As these microbes disappear, the soil and its plants suffer; and so does our health, as we take in significantly fewer, and fewer types, of tiny organisms into our gut microbiomes; some of these microbes may actually be in danger of extinction, says Mayer, with the effects on human health not fully understood. Additionally, our diets have become reliant on monocultures of processed and fatty foods that do not properly “feed” our tenant microbes and keep them in balance, leaving us susceptible to diseases such as obesity, diabetes, and colon cancer.

In the same way that microbial diversity in soil is decreased by agricultural chemicals, our microbial gut diversity is reduced by antibiotics.
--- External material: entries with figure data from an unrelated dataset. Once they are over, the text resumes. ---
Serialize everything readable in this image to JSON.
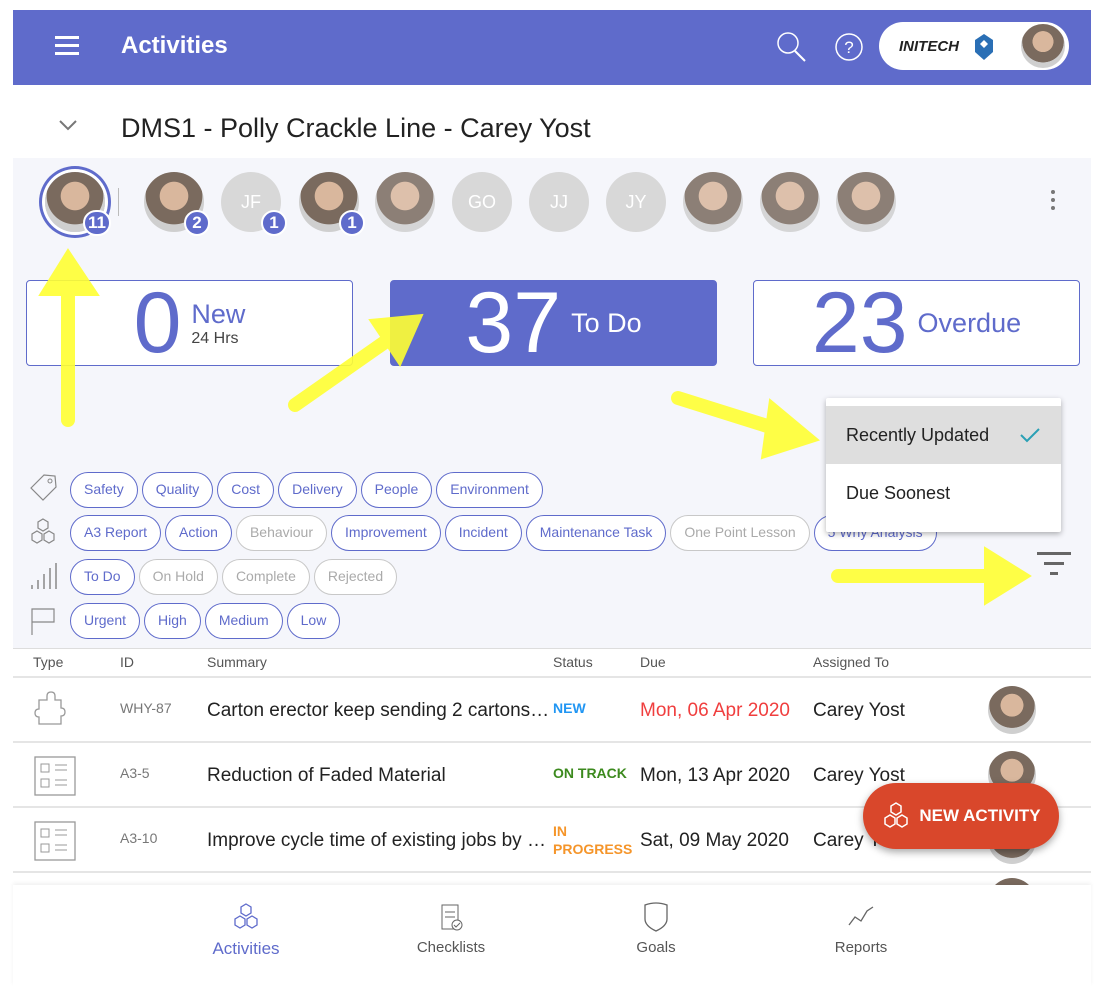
{
  "header": {
    "title": "Activities",
    "org_name": "INITECH",
    "icons": [
      "menu-icon",
      "search-icon",
      "help-icon"
    ]
  },
  "page": {
    "title": "DMS1 - Polly Crackle Line - Carey Yost"
  },
  "team": [
    {
      "initials": "",
      "badge": "11",
      "selected": true
    },
    {
      "initials": "",
      "badge": "2"
    },
    {
      "initials": "JF",
      "badge": "1"
    },
    {
      "initials": "",
      "badge": "1"
    },
    {
      "initials": ""
    },
    {
      "initials": "GO"
    },
    {
      "initials": "JJ"
    },
    {
      "initials": "JY"
    },
    {
      "initials": ""
    },
    {
      "initials": ""
    },
    {
      "initials": ""
    }
  ],
  "stats": [
    {
      "value": "0",
      "label": "New",
      "sub": "24 Hrs"
    },
    {
      "value": "37",
      "label": "To Do",
      "selected": true
    },
    {
      "value": "23",
      "label": "Overdue"
    }
  ],
  "sort_menu": {
    "items": [
      "Recently Updated",
      "Due Soonest"
    ],
    "selected": "Recently Updated"
  },
  "filters": {
    "categories": [
      {
        "l": "Safety"
      },
      {
        "l": "Quality"
      },
      {
        "l": "Cost"
      },
      {
        "l": "Delivery"
      },
      {
        "l": "People"
      },
      {
        "l": "Environment"
      }
    ],
    "types": [
      {
        "l": "A3 Report"
      },
      {
        "l": "Action"
      },
      {
        "l": "Behaviour",
        "off": true
      },
      {
        "l": "Improvement"
      },
      {
        "l": "Incident"
      },
      {
        "l": "Maintenance Task"
      },
      {
        "l": "One Point Lesson",
        "off": true
      },
      {
        "l": "5 Why Analysis"
      }
    ],
    "statuses": [
      {
        "l": "To Do"
      },
      {
        "l": "On Hold",
        "off": true
      },
      {
        "l": "Complete",
        "off": true
      },
      {
        "l": "Rejected",
        "off": true
      }
    ],
    "priorities": [
      {
        "l": "Urgent"
      },
      {
        "l": "High"
      },
      {
        "l": "Medium"
      },
      {
        "l": "Low"
      }
    ]
  },
  "table": {
    "headers": [
      "Type",
      "ID",
      "Summary",
      "Status",
      "Due",
      "Assigned To"
    ],
    "rows": [
      {
        "type": "puzzle-icon",
        "id": "WHY-87",
        "summary": "Carton erector keep sending 2 cartons…",
        "status": "NEW",
        "status_color": "#2196f3",
        "due": "Mon, 06 Apr 2020",
        "due_color": "#f03e3e",
        "assigned": "Carey Yost"
      },
      {
        "type": "a3-report-icon",
        "id": "A3-5",
        "summary": "Reduction of Faded Material",
        "status": "ON TRACK",
        "status_color": "#3c8a1e",
        "due": "Mon, 13 Apr 2020",
        "due_color": "#222",
        "assigned": "Carey Yost"
      },
      {
        "type": "a3-report-icon",
        "id": "A3-10",
        "summary": "Improve cycle time of existing jobs by …",
        "status": "IN PROGRESS",
        "status_color": "#f5952a",
        "due": "Sat, 09 May 2020",
        "due_color": "#222",
        "assigned": "Carey Yost"
      }
    ]
  },
  "fab": {
    "label": "NEW ACTIVITY"
  },
  "nav": [
    {
      "label": "Activities",
      "active": true
    },
    {
      "label": "Checklists"
    },
    {
      "label": "Goals"
    },
    {
      "label": "Reports"
    }
  ],
  "colors": {
    "brand": "#5f6bcb",
    "fab": "#d9472b",
    "annotation": "#ffff33"
  }
}
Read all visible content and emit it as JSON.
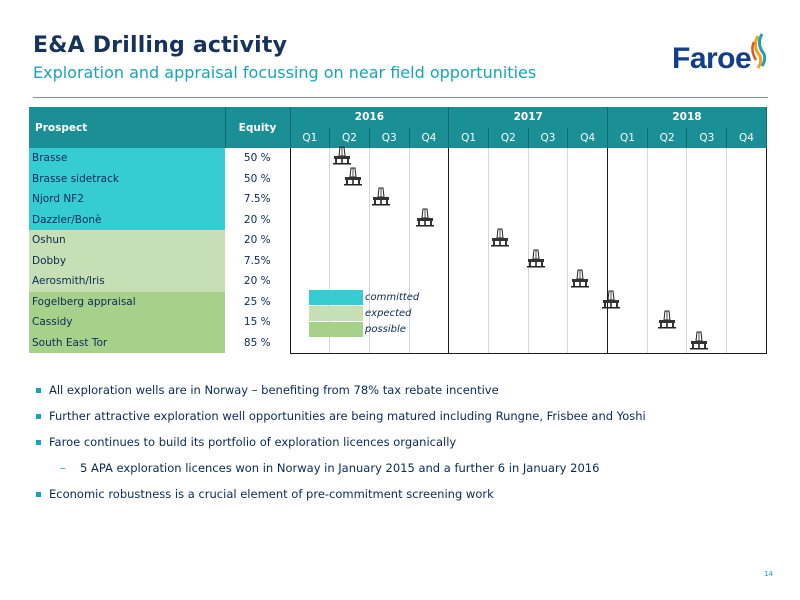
{
  "slide": {
    "title": "E&A Drilling activity",
    "subtitle": "Exploration and appraisal focussing on near field opportunities",
    "page_number": "14",
    "logo_text": "Faroe"
  },
  "table": {
    "header": {
      "prospect": "Prospect",
      "equity": "Equity"
    },
    "years": [
      "2016",
      "2017",
      "2018"
    ],
    "quarters": [
      "Q1",
      "Q2",
      "Q3",
      "Q4"
    ],
    "rows": [
      {
        "prospect": "Brasse",
        "equity": "50 %",
        "status": "committed",
        "rig_quarter": 1.3
      },
      {
        "prospect": "Brasse sidetrack",
        "equity": "50 %",
        "status": "committed",
        "rig_quarter": 1.6
      },
      {
        "prospect": "Njord NF2",
        "equity": "7.5%",
        "status": "committed",
        "rig_quarter": 2.3
      },
      {
        "prospect": "Dazzler/Bonè",
        "equity": "20 %",
        "status": "committed",
        "rig_quarter": 3.4
      },
      {
        "prospect": "Oshun",
        "equity": "20 %",
        "status": "expected",
        "rig_quarter": 5.3
      },
      {
        "prospect": "Dobby",
        "equity": "7.5%",
        "status": "expected",
        "rig_quarter": 6.2
      },
      {
        "prospect": "Aerosmith/Iris",
        "equity": "20 %",
        "status": "expected",
        "rig_quarter": 7.3
      },
      {
        "prospect": "Fogelberg appraisal",
        "equity": "25 %",
        "status": "possible",
        "rig_quarter": 8.1
      },
      {
        "prospect": "Cassidy",
        "equity": "15 %",
        "status": "possible",
        "rig_quarter": 9.5
      },
      {
        "prospect": "South East Tor",
        "equity": "85 %",
        "status": "possible",
        "rig_quarter": 10.3
      }
    ]
  },
  "legend": [
    {
      "label": "committed",
      "status": "committed"
    },
    {
      "label": "expected",
      "status": "expected"
    },
    {
      "label": "possible",
      "status": "possible"
    }
  ],
  "bullets": [
    "All exploration wells are in Norway – benefiting from 78% tax rebate incentive",
    "Further attractive exploration well opportunities are being matured including Rungne, Frisbee and Yoshi",
    "Faroe continues to build its portfolio of exploration licences organically"
  ],
  "sub_bullet": "5 APA exploration licences won in Norway in January 2015 and a further 6 in January 2016",
  "final_bullet": "Economic robustness is a crucial element of pre-commitment screening work",
  "colors": {
    "committed": "#36cdd2",
    "expected": "#c7dfb4",
    "possible": "#a7d18b",
    "header": "#1a8f95",
    "accent": "#1aa3b8",
    "title": "#16335c"
  },
  "icons": {
    "rig": "drilling-rig-icon",
    "bullet": "square-bullet-icon"
  }
}
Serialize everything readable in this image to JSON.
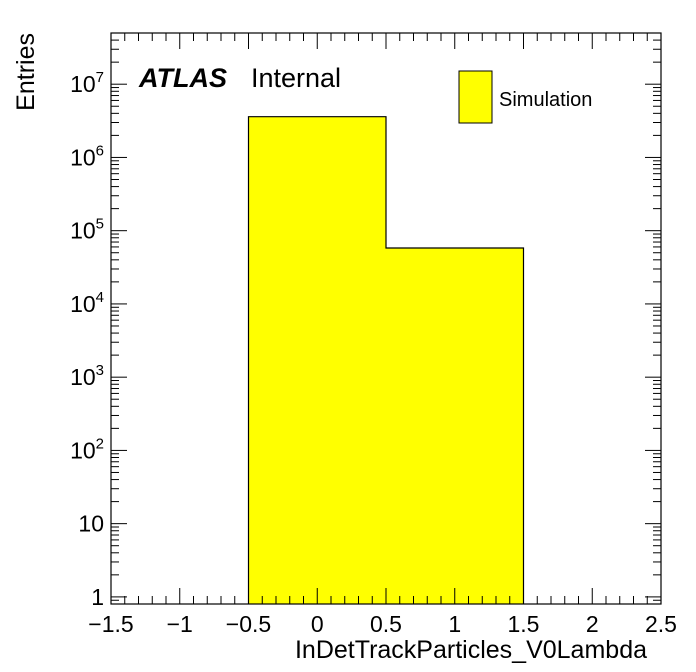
{
  "chart_data": {
    "type": "bar",
    "xlabel": "InDetTrackParticles_V0Lambda",
    "ylabel": "Entries",
    "xlim": [
      -1.5,
      2.5
    ],
    "ylim": [
      0.8,
      50000000
    ],
    "yscale": "log",
    "grid": false,
    "legend_position": "top-right",
    "fill_color": "#ffff00",
    "bins": [
      {
        "low": -0.5,
        "high": 0.5,
        "value": 3600000
      },
      {
        "low": 0.5,
        "high": 1.5,
        "value": 58000
      }
    ],
    "x_tick_labels": [
      {
        "value": -1.5,
        "text": "−1.5"
      },
      {
        "value": -1,
        "text": "−1"
      },
      {
        "value": -0.5,
        "text": "−0.5"
      },
      {
        "value": 0,
        "text": "0"
      },
      {
        "value": 0.5,
        "text": "0.5"
      },
      {
        "value": 1,
        "text": "1"
      },
      {
        "value": 1.5,
        "text": "1.5"
      },
      {
        "value": 2,
        "text": "2"
      },
      {
        "value": 2.5,
        "text": "2.5"
      }
    ],
    "y_tick_labels": [
      {
        "value": 1,
        "base": "1",
        "exp": ""
      },
      {
        "value": 10,
        "base": "10",
        "exp": ""
      },
      {
        "value": 100,
        "base": "10",
        "exp": "2"
      },
      {
        "value": 1000,
        "base": "10",
        "exp": "3"
      },
      {
        "value": 10000,
        "base": "10",
        "exp": "4"
      },
      {
        "value": 100000,
        "base": "10",
        "exp": "5"
      },
      {
        "value": 1000000,
        "base": "10",
        "exp": "6"
      },
      {
        "value": 10000000,
        "base": "10",
        "exp": "7"
      }
    ],
    "annotation": {
      "bold": "ATLAS",
      "normal": "Internal"
    },
    "legend": [
      {
        "label": "Simulation",
        "color": "#ffff00"
      }
    ]
  }
}
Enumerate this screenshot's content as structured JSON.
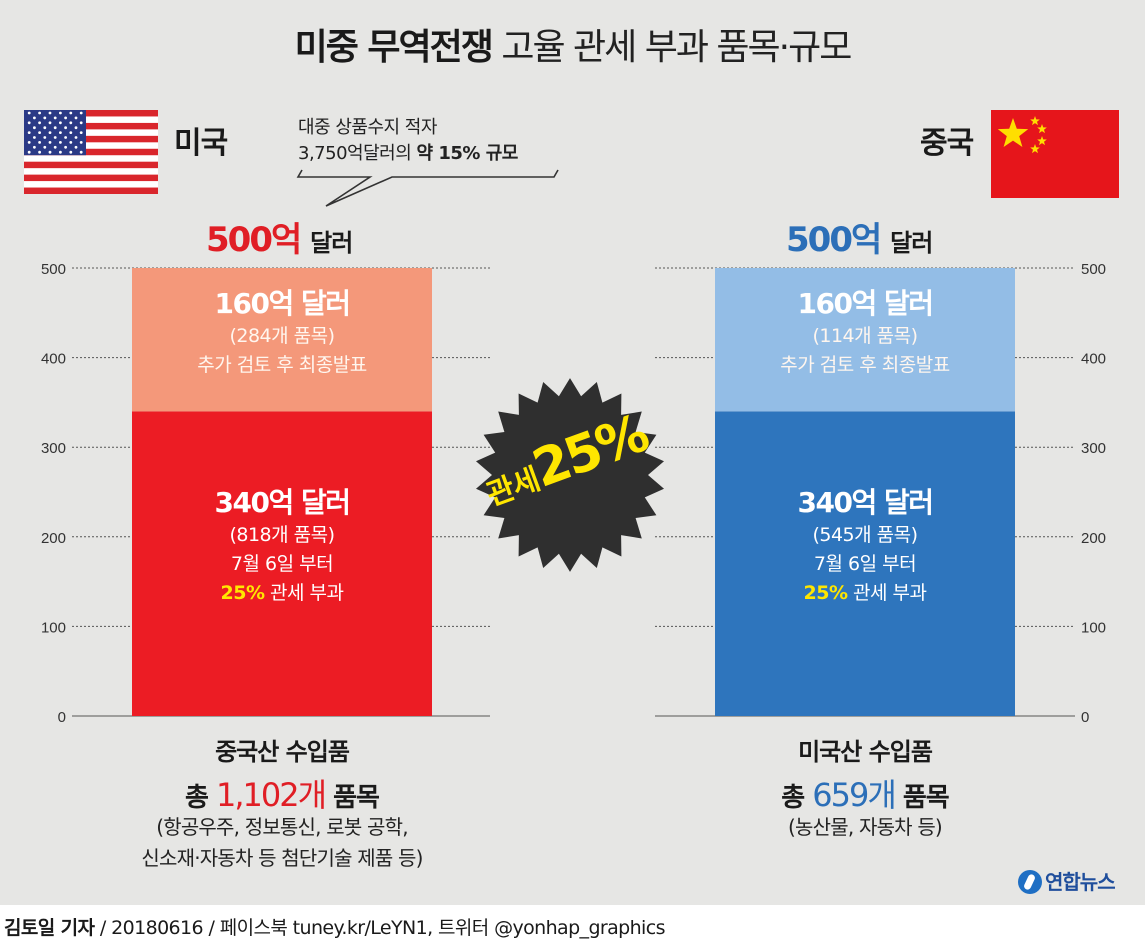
{
  "title": {
    "bold": "미중 무역전쟁",
    "light": "고율 관세 부과 품목·규모"
  },
  "countries": {
    "us": "미국",
    "cn": "중국"
  },
  "callout": {
    "line1": "대중 상품수지 적자",
    "line2_prefix": "3,750억달러의",
    "line2_emphasis": "약 15% 규모"
  },
  "totals": {
    "us": {
      "amount": "500억",
      "unit": "달러"
    },
    "cn": {
      "amount": "500억",
      "unit": "달러"
    }
  },
  "burst": {
    "label": "관세",
    "percent": "25%"
  },
  "us_upper": {
    "amount": "160억 달러",
    "items": "(284개 품목)",
    "note": "추가 검토 후 최종발표"
  },
  "us_lower": {
    "amount": "340억 달러",
    "items": "(818개 품목)",
    "date": "7월 6일 부터",
    "rate": "25%",
    "rate_suffix": "관세 부과"
  },
  "cn_upper": {
    "amount": "160억 달러",
    "items": "(114개 품목)",
    "note": "추가 검토 후 최종발표"
  },
  "cn_lower": {
    "amount": "340억 달러",
    "items": "(545개 품목)",
    "date": "7월 6일 부터",
    "rate": "25%",
    "rate_suffix": "관세 부과"
  },
  "us_footer": {
    "origin": "중국산 수입품",
    "count_prefix": "총",
    "count": "1,102개",
    "count_suffix": "품목",
    "desc_line1": "(항공우주, 정보통신, 로봇 공학,",
    "desc_line2": "신소재·자동차 등 첨단기술 제품 등)"
  },
  "cn_footer": {
    "origin": "미국산 수입품",
    "count_prefix": "총",
    "count": "659개",
    "count_suffix": "품목",
    "desc_line1": "(농산물, 자동차 등)"
  },
  "logo": "연합뉴스",
  "credit": {
    "name": "김토일 기자",
    "rest": "/ 20180616 / 페이스북 tuney.kr/LeYN1, 트위터 @yonhap_graphics"
  },
  "colors": {
    "us_upper": "#f4987a",
    "us_lower": "#ec1c24",
    "cn_upper": "#93bde6",
    "cn_lower": "#2e75bd",
    "burst": "#2f2f2f",
    "highlight": "#ffe600"
  },
  "chart_data": {
    "type": "bar",
    "stacked": true,
    "categories": [
      "미국",
      "중국"
    ],
    "series": [
      {
        "name": "340억 달러",
        "values": [
          340,
          340
        ]
      },
      {
        "name": "160억 달러",
        "values": [
          160,
          160
        ]
      }
    ],
    "ylim": [
      0,
      500
    ],
    "yticks": [
      0,
      100,
      200,
      300,
      400,
      500
    ],
    "grid": true
  }
}
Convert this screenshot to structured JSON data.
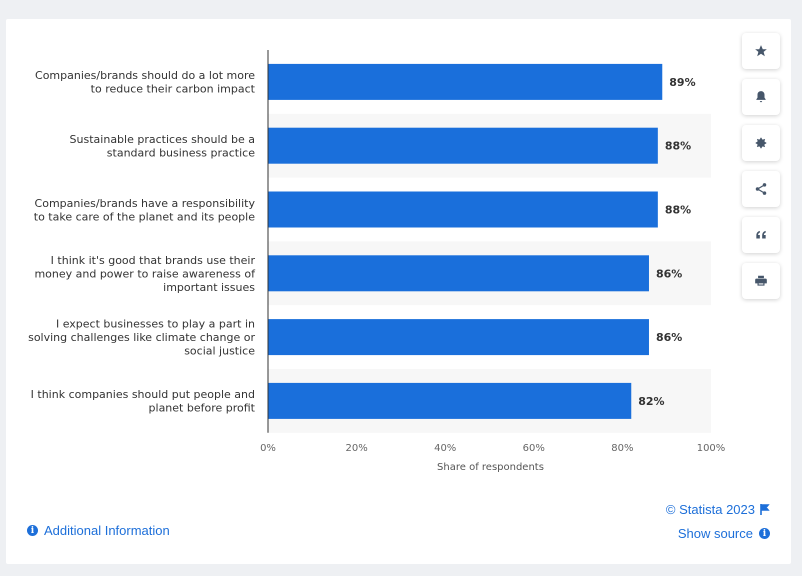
{
  "chart_data": {
    "type": "bar",
    "orientation": "horizontal",
    "categories": [
      [
        "Companies/brands should do a lot more",
        "to reduce their carbon impact"
      ],
      [
        "Sustainable practices should be a",
        "standard business practice"
      ],
      [
        "Companies/brands have a responsibility",
        "to take care of the planet and its people"
      ],
      [
        "I think it's good that brands use their",
        "money and power to raise awareness of",
        "important issues"
      ],
      [
        "I expect businesses to play a part in",
        "solving challenges like climate change or",
        "social justice"
      ],
      [
        "I think companies should put people and",
        "planet before profit"
      ]
    ],
    "values": [
      89,
      88,
      88,
      86,
      86,
      82
    ],
    "data_labels": [
      "89%",
      "88%",
      "88%",
      "86%",
      "86%",
      "82%"
    ],
    "xlabel": "Share of respondents",
    "ylabel": "",
    "xlim": [
      0,
      100
    ],
    "ticks": [
      "0%",
      "20%",
      "40%",
      "60%",
      "80%",
      "100%"
    ],
    "bar_color": "#1a6fdb",
    "alt_band_color": "#f7f7f7"
  },
  "toolbar": {
    "icons": [
      "star-icon",
      "bell-icon",
      "gear-icon",
      "share-icon",
      "quote-icon",
      "print-icon"
    ]
  },
  "footer": {
    "additional_info": "Additional Information",
    "copyright": "© Statista 2023",
    "show_source": "Show source"
  }
}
Both antibiotics and synthetic pesticides have been critically important societal interventions, says Mayer, but the collateral damage to human and soil microbiomes has been “tremendous.” Figuring out how to restore and protect microbiomes — in soil, in people, in oceans, and air — will be the work of researchers for many years to come, and essential to supporting all life on our planet. “Nurture your ecosystem,” says Mayer, “and it will take care of everything else.”